COGNOME infatti, secondo la prospettazione del ricorrente, medio tempore, aveva cambiato luogo di residenza e attivato il servizio “seguimi” di Poste Italiane, mentre la notifica del decreto penale di condanna era stata tentata all’indirizzo corrispondente alla prima residenza dichiarata.
Ciò premesso, si osserva che il Giudice dell’esecuzione ha deciso sull’istanza principale, con provvedimento de plano, ma comunque svolgendo l’esame degli atti e giungendo al rigetto delle richieste nel merito, senza, peraltro, valutare espressamente, la richiesta, formulata in via subordinata, di rimessione in termini.

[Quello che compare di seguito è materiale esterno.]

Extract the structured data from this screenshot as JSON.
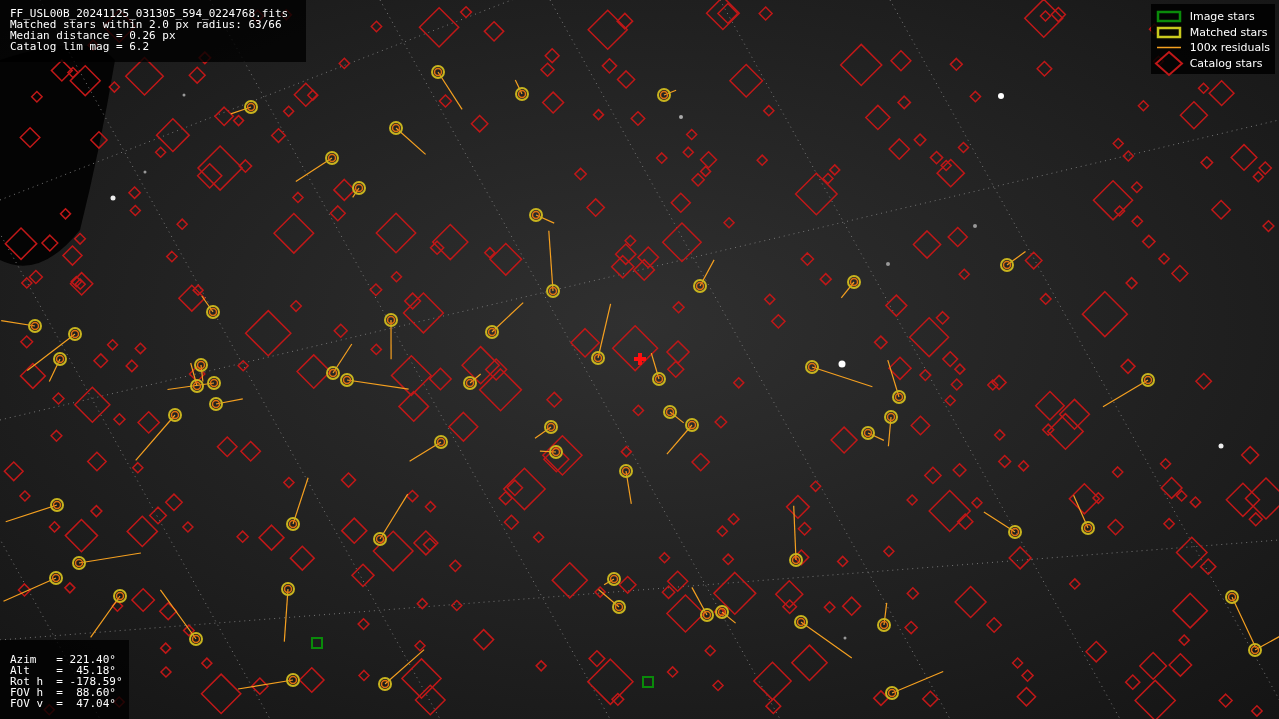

1.2.Ciò premesso, osserva il Collegio che il provvedimento è nullo perché et.v. assunto senza If -Tgg – il contraddittorio, ex art. 666, comma 2, cod. proc. pen. (cfr. nel senso che il provvedimento assunto dal giudice dell’esecuzione de plano, senza fissazione dell’udienza in camera di consiglio, fuori dei casi espressamente stabiliti dalla legge, è affetto da nullità di ordine generale e a carattere assoluto, rilevabile d’ufficio, in ogni stato e grado del procedimento, Sez. 1, n. n. 22282 del 23/06/2020, D., Rv. 279452 – 01; Sez. 1, n. 41754 del 16/09/2014, COGNOME, Rv. 260524; Sez. 1, n. 12304 del 26/02/2014, COGNOME, Rv. 259475).
Invero, non ricorre, nella specie, un caso di inammissibilità della richiesta, da decidere de plano.
Il modello delineato dall’art. 666 cod. proc. pen. per il procedimento di esecuzione è costituito dalle forme dell’udienza in camera di consiglio, con la partecipazione delle parti, cui viene dato di interloquire innanzi al giudice.
Tuttavia, l’art. 666, comma 2, cod. proc. pen. contempla, in deroga alla regola generale, la possibilità di un epilogo decisorio anticipato della richiesta, in termini d’inammissibilità mediante pronuncia di decreto reso con procedura de plano e in assenza di contraddittorio, quando l’istanza sia stata già rigettata perché basata sui medesimi .elementi, ovvero sia «manifestamente infondata per difetto delle condizioni di legge».
La manifesta infondatezza, nella ratio della disposizione e nella lettura operata dall’elaborazione giurisprudenziale maggioritaria, riguarda il difetto delle condizioni di legge, intese in senso restrittivo come requisiti non implicanti una valutazione discrezionale, perché imposti direttamente dalla norma (Sez. 3, n. 47402 del 21/10/2014, COGNOME, Rv. 260971; Sez. 5, n. 34960 del 14/06/2007, Stara, Rv. 237712; Sez. 5, n. 2793 del 05/05/1998, Prato, Rv. 210936).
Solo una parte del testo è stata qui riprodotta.